OCR Xpress flags characters recognized with low confidence, allowing developers to easily build text proofing and character replacement functions into their applications. This enables users to review and make corrections to text prior to output.
OCR Xpress includes advanced segmentation to locate regions of the input image and identify them as either images (whose color can be preserved) or areas containing recognizable text. The various regions can be accessed for individualized processing, or automatically recombined into fully-formatted documents. The binarization function can convert color to black and white documents to improve recognition without affecting non-text regions, which may be retained in full color for reinsertion into the output document.

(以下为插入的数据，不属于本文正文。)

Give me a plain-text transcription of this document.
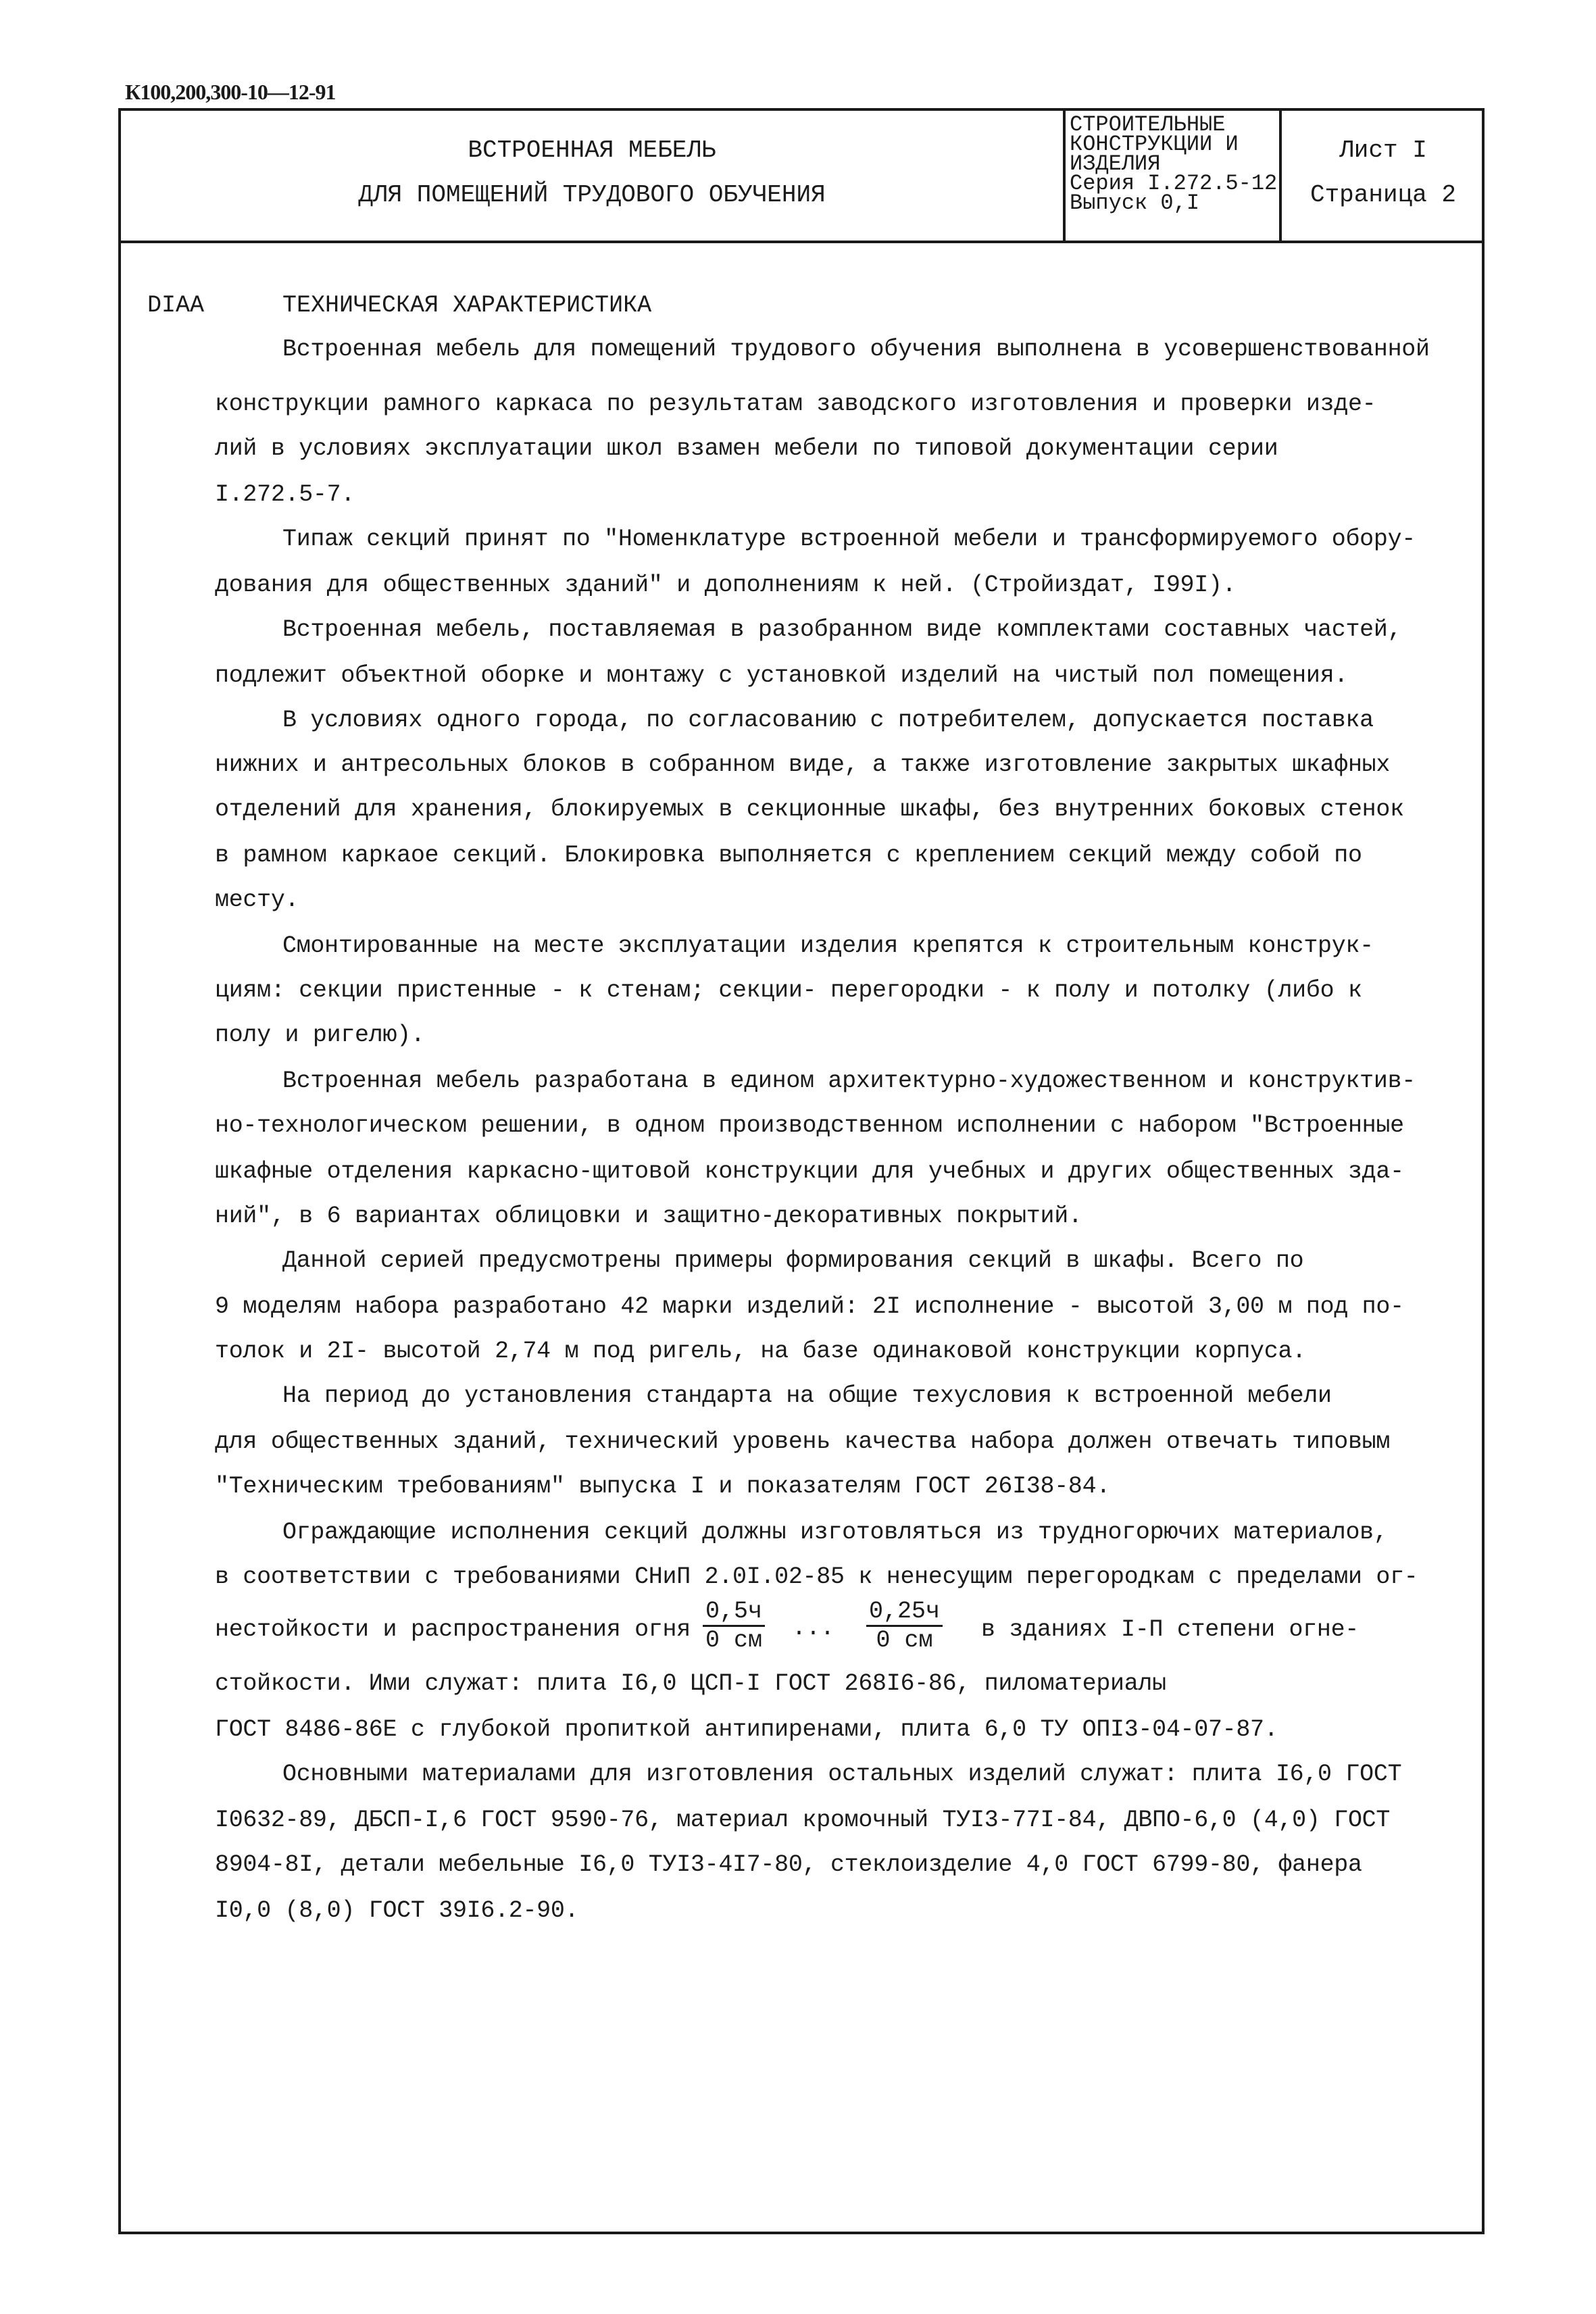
К100,200,300-10—12-91
ВСТРОЕННАЯ МЕБЕЛЬ
ДЛЯ ПОМЕЩЕНИЙ ТРУДОВОГО ОБУЧЕНИЯ
СТРОИТЕЛЬНЫЕ
КОНСТРУКЦИИ И
ИЗДЕЛИЯ
Серия I.272.5-12
Выпуск 0,I
Лист I
Страница 2
DIAA	ТЕХНИЧЕСКАЯ ХАРАКТЕРИСТИКА
Встроенная мебель для помещений трудового обучения выполнена в усовершенствованной
конструкции рамного каркаса по результатам заводского изготовления и проверки изде-
лий в условиях эксплуатации школ взамен мебели по типовой документации серии
I.272.5-7.
Типаж секций принят по "Номенклатуре встроенной мебели и трансформируемого обору-
дования для общественных зданий" и дополнениям к ней. (Стройиздат, I99I).
Встроенная мебель, поставляемая в разобранном виде комплектами составных частей,
подлежит объектной оборке и монтажу с установкой изделий на чистый пол помещения.
В условиях одного города, по согласованию с потребителем, допускается поставка
нижних и антресольных блоков в собранном виде, а также изготовление закрытых шкафных
отделений для хранения, блокируемых в секционные шкафы, без внутренних боковых стенок
в рамном каркаое секций. Блокировка выполняется с креплением секций между собой по
месту.
Смонтированные на месте эксплуатации изделия крепятся к строительным конструк-
циям: секции пристенные - к стенам; секции- перегородки - к полу и потолку (либо к
полу и ригелю).
Встроенная мебель разработана в едином архитектурно-художественном и конструктив-
но-технологическом решении, в одном производственном исполнении с набором "Встроенные
шкафные отделения каркасно-щитовой конструкции для учебных и других общественных зда-
ний", в 6 вариантах облицовки и защитно-декоративных покрытий.
Данной серией предусмотрены примеры формирования секций в шкафы. Всего по
9 моделям набора разработано 42 марки изделий: 2I исполнение - высотой 3,00 м под по-
толок и 2I- высотой 2,74 м под ригель, на базе одинаковой конструкции корпуса.
На период до установления стандарта на общие техусловия к встроенной мебели
для общественных зданий, технический уровень качества набора должен отвечать типовым
"Техническим требованиям" выпуска I и показателям ГОСТ 26I38-84.
Ограждающие исполнения секций должны изготовляться из трудногорючих материалов,
в соответствии с требованиями СНиП 2.0I.02-85 к ненесущим перегородкам с пределами ог-
нестойкости и распространения огня
0,5ч
0 см ...
0,25ч
0 см	в зданиях I-П степени огне-
стойкости. Ими служат: плита I6,0 ЦСП-I ГОСТ 268I6-86, пиломатериалы
ГОСТ 8486-86Е с глубокой пропиткой антипиренами, плита 6,0 ТУ ОПI3-04-07-87.
Основными материалами для изготовления остальных изделий служат: плита I6,0 ГОСТ
I0632-89, ДБСП-I,6 ГОСТ 9590-76, материал кромочный ТУI3-77I-84, ДВПО-6,0 (4,0) ГОСТ
8904-8I, детали мебельные I6,0 ТУI3-4I7-80, стеклоизделие 4,0 ГОСТ 6799-80, фанера
I0,0 (8,0) ГОСТ 39I6.2-90.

OCR Xpress complements the Pegasus Imaging product line by offering full-page OCR, auto rotate, and searchable text output capabilities. Pegasus Imaging's SmartZone product is recommended for recognition of English-language text in zones on structured forms (zonal OCR). OCR Xpress can also be used for European-language recognition in zonal OCR applications.
Included Components
Both editions of OCR Xpress use the same set of .NET controls, and COM controls. Access to specific functions is determined by the edition.
- OCR Xpress Professional - Includes the OCR Xpress v1 component, plus ImagXpress Document v8, NotateXpress v8, ThumbnailXpress v1, TwainPRO v4, and PrintPRO v3 components.
- OCR Xpress Standard - All features of OCR Xpress Professional except for PDF output.